“There must be some mistake. My father had spoken of a ’stone shaped like a man’s head,’ but said nothing of a rhododendron tree, and indeed this particular tree was in nowise different from its companions. I looked around; took a few steps to the right, then to the left; went round the tree; walked back a few paces; returned to the tree to see if it concealed anything; then sought the track to begin my measurement afresh.
“I was just starting again in a very discomposed mood, when a thought struck me. I had been behaving like a fool. The parchment said ‘at a right angle to the left-hand edge of the track.’ I had started from my left hand, but I was descending the mountain, whereas the directions of course supposed the explorer to be ascending. Almost ready to laugh at my stupidity, I tried again.
“Facing round, I got the needle at an angle of ninety degrees, and once more began counting. My heart was beginning to beat quickly by this time, and I felt myself trembling with excitement. The course was now more easily followed. True, the growth was as thick as ever, but no rhododendrons blocked my passage.
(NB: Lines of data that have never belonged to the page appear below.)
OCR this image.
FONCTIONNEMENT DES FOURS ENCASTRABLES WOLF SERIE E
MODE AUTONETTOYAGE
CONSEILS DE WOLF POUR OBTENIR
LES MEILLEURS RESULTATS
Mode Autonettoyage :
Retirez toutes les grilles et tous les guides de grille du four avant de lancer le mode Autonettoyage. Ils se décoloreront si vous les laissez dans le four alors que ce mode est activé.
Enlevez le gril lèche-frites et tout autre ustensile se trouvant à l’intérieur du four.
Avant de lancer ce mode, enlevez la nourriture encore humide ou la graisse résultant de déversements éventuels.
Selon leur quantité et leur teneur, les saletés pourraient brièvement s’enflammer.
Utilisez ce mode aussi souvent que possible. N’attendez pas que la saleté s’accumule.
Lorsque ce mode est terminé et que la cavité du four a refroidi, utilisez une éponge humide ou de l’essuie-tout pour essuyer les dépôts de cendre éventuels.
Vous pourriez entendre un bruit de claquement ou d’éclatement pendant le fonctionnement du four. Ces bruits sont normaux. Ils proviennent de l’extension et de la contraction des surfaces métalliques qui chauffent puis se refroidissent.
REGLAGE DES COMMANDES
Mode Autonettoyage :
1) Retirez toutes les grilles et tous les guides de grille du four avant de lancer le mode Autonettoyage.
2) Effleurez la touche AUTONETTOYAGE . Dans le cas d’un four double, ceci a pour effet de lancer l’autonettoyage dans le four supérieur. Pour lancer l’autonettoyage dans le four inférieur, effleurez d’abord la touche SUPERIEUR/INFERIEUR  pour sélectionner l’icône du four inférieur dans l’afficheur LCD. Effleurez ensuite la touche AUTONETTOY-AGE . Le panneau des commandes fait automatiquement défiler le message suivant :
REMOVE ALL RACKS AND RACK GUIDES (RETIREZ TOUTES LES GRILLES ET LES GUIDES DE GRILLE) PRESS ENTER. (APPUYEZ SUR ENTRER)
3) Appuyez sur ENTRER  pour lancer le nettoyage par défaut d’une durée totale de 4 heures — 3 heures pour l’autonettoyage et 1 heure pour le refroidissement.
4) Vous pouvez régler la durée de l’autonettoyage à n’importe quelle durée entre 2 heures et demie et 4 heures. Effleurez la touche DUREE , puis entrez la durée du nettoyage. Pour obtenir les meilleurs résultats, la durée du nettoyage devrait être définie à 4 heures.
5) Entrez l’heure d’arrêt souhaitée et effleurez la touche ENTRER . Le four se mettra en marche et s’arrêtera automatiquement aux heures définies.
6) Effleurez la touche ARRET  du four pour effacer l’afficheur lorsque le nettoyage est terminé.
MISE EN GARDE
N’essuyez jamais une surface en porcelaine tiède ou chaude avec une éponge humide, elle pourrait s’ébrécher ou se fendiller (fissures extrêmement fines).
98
Beating down the creepers that swung across my face, twined around my legs, and caught at my cap, I measured thirty-two paces as nearly as I could, and then stopped.
“Before me was a patch of velvet grass, some twelve feet square and bare of the undergrowth that crowded elsewhere; but not a trace of a stone. I looked right and left, crossed the tiny lawn, peered all about, but still saw nothing at all resembling what I sought.
“As it began to dawn on me that all my hopes had been duped, my journey vain, and my father’s words an empty cheat, a sickening despair got hold of me. My knees shook together, and big drops of sweat gathered on my forehead. I roused myself and searched again; again I was baffled. Distractedly I beat the bushes round and round the tiny lawn, then flung myself down on the turf and gave way to my despair. To this, then, it had all come; this was the end for which I had abandoned my wife and child; this the treasure that had dangled so long before my eyes. Fool that I had been! I cursed my madness and the hour when I was born; never before had I heartily despised myself, never until now did I know how the lust for this treasure had eaten into my soul. The secret, if secret indeed there were, and all were not a lie, was in the keeping of the silent Peak.
“I almost wept with wrath. I tore the turf in my frenzy, and felt as one who would fain curse God and die. But after a while my passion spent itself. I sat up and reflected that after all my first direction might have been the right one; at any rate, I would try it again and explore it thoroughly. The instructions were precise, and had been confirmed in the matter of the tree. Evidently the person that wrote them had been upon the Peak, and what, if they were lies, was to be gained by the cheat?